Resampling and Tree Based Methods

PUBLISHED ON APR 5, 2019 — DATA SCIENCE

K-Fold Cross-Validation will randomly divide the observations into k groups/folds of about the same size. This method will rotate through the folds, having one be the validation fold during every iteration. The rest of the folds that are not the validations folds are going to be used to create the model. Then the mean squared error is going to be calculated using the validation fold that was withheld. The main purpose of this is to figure out how good this model is.

We are going to continue to use the same model as the logistic model with 2 explanatory variables, crime type and police district. Whether or not they were arrested is going to be the response variable. We are going to be looking at 10 folds.

Looking at the confusion matrix that was generated, we have that: 205,802 people were correctly predicted to not have been arrested, 23,446 were correctly predicted to have been arrested, 28,827 were incorrectly predicted to not have been arrested, and 4,722 people were incorrectly predicted to have been arrested. The matrix tells us that the model was correct 87.23% of the time. The balanced accuracy is 71.31%, which I am more inclined to look at because the balanced accuracy takes into consideration the class imbalance that is definitely present.

Classification Trees

Since we want to predict whether or not the person gets arrested, we are going to use a classification tree rather than a regression tree. Because there are so many levels within the variables that we are interested in, we are going to collapse them. For the ‘Location.Description’ variable, I have changed it to inside vs outside. For the type of crime, I changed it to violence, violation, sexual, theft, narcotics, and gambling. For this tree we are going to have the response variable still be whether or not they got arrested and the explanatory variables be location of the crime, type of crime and whether or not it’s considered domestic.

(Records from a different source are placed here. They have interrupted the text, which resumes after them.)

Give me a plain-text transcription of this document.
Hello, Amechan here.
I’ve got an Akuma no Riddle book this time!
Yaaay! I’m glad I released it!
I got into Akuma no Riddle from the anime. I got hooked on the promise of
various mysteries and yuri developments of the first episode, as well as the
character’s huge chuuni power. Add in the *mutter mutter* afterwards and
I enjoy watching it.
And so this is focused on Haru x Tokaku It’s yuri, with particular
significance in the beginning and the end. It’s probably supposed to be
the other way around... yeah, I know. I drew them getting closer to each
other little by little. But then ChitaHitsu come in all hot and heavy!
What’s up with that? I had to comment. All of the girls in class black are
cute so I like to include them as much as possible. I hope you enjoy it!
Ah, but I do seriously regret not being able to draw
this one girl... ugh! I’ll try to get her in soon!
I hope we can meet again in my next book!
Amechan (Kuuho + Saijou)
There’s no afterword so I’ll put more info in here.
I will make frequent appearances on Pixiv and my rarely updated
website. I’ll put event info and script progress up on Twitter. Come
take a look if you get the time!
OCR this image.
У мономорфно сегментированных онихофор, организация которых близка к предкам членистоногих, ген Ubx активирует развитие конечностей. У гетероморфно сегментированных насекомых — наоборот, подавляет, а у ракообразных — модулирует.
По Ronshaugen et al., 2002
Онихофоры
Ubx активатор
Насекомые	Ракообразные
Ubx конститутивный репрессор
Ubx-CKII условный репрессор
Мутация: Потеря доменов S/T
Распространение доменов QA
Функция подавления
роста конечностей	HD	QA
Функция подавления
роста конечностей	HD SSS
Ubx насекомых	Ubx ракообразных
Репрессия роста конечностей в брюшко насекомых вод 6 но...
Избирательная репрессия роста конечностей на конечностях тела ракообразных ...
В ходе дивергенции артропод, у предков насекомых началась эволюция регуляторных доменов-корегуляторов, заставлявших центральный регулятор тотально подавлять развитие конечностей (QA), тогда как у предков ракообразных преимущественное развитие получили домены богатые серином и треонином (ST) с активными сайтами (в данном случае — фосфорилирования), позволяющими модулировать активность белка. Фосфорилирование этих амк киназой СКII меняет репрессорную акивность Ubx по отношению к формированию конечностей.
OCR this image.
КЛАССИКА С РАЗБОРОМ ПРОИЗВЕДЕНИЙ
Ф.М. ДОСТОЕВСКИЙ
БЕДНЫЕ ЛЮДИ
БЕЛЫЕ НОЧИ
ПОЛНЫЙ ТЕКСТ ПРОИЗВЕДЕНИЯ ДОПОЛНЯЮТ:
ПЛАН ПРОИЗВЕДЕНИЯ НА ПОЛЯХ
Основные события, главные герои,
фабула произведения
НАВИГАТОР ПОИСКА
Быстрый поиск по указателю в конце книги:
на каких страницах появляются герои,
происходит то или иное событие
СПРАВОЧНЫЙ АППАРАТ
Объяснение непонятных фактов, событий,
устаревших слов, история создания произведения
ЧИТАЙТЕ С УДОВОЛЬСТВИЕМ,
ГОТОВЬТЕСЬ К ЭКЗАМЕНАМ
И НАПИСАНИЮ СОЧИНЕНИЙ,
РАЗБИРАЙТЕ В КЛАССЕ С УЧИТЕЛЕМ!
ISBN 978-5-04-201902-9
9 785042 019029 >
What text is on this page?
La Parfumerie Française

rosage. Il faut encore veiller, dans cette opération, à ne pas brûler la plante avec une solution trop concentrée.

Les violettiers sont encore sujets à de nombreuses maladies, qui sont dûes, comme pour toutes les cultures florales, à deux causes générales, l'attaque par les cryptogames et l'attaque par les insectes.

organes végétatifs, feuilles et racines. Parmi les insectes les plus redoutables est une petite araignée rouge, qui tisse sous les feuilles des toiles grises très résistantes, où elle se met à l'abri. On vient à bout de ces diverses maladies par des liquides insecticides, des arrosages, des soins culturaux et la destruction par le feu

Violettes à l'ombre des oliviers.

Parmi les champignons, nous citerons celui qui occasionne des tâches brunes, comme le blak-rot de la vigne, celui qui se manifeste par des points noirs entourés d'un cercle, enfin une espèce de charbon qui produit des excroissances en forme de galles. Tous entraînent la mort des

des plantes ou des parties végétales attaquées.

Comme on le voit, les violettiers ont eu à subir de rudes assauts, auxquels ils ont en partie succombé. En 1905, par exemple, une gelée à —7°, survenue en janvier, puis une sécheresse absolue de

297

We are seeing that the tree only actually uses type of crime and location of the crime in the construction of the tree and decides not to use whether it’s considered domestic.

If my understanding of classification trees is correct, then the most influential levels of type of crime are up on top, which in this case are gambling, narcotics, and sexual crimes. From there, influence on whether the person gets arrested trickles down as we go further down the tree.

TAGS: MODELS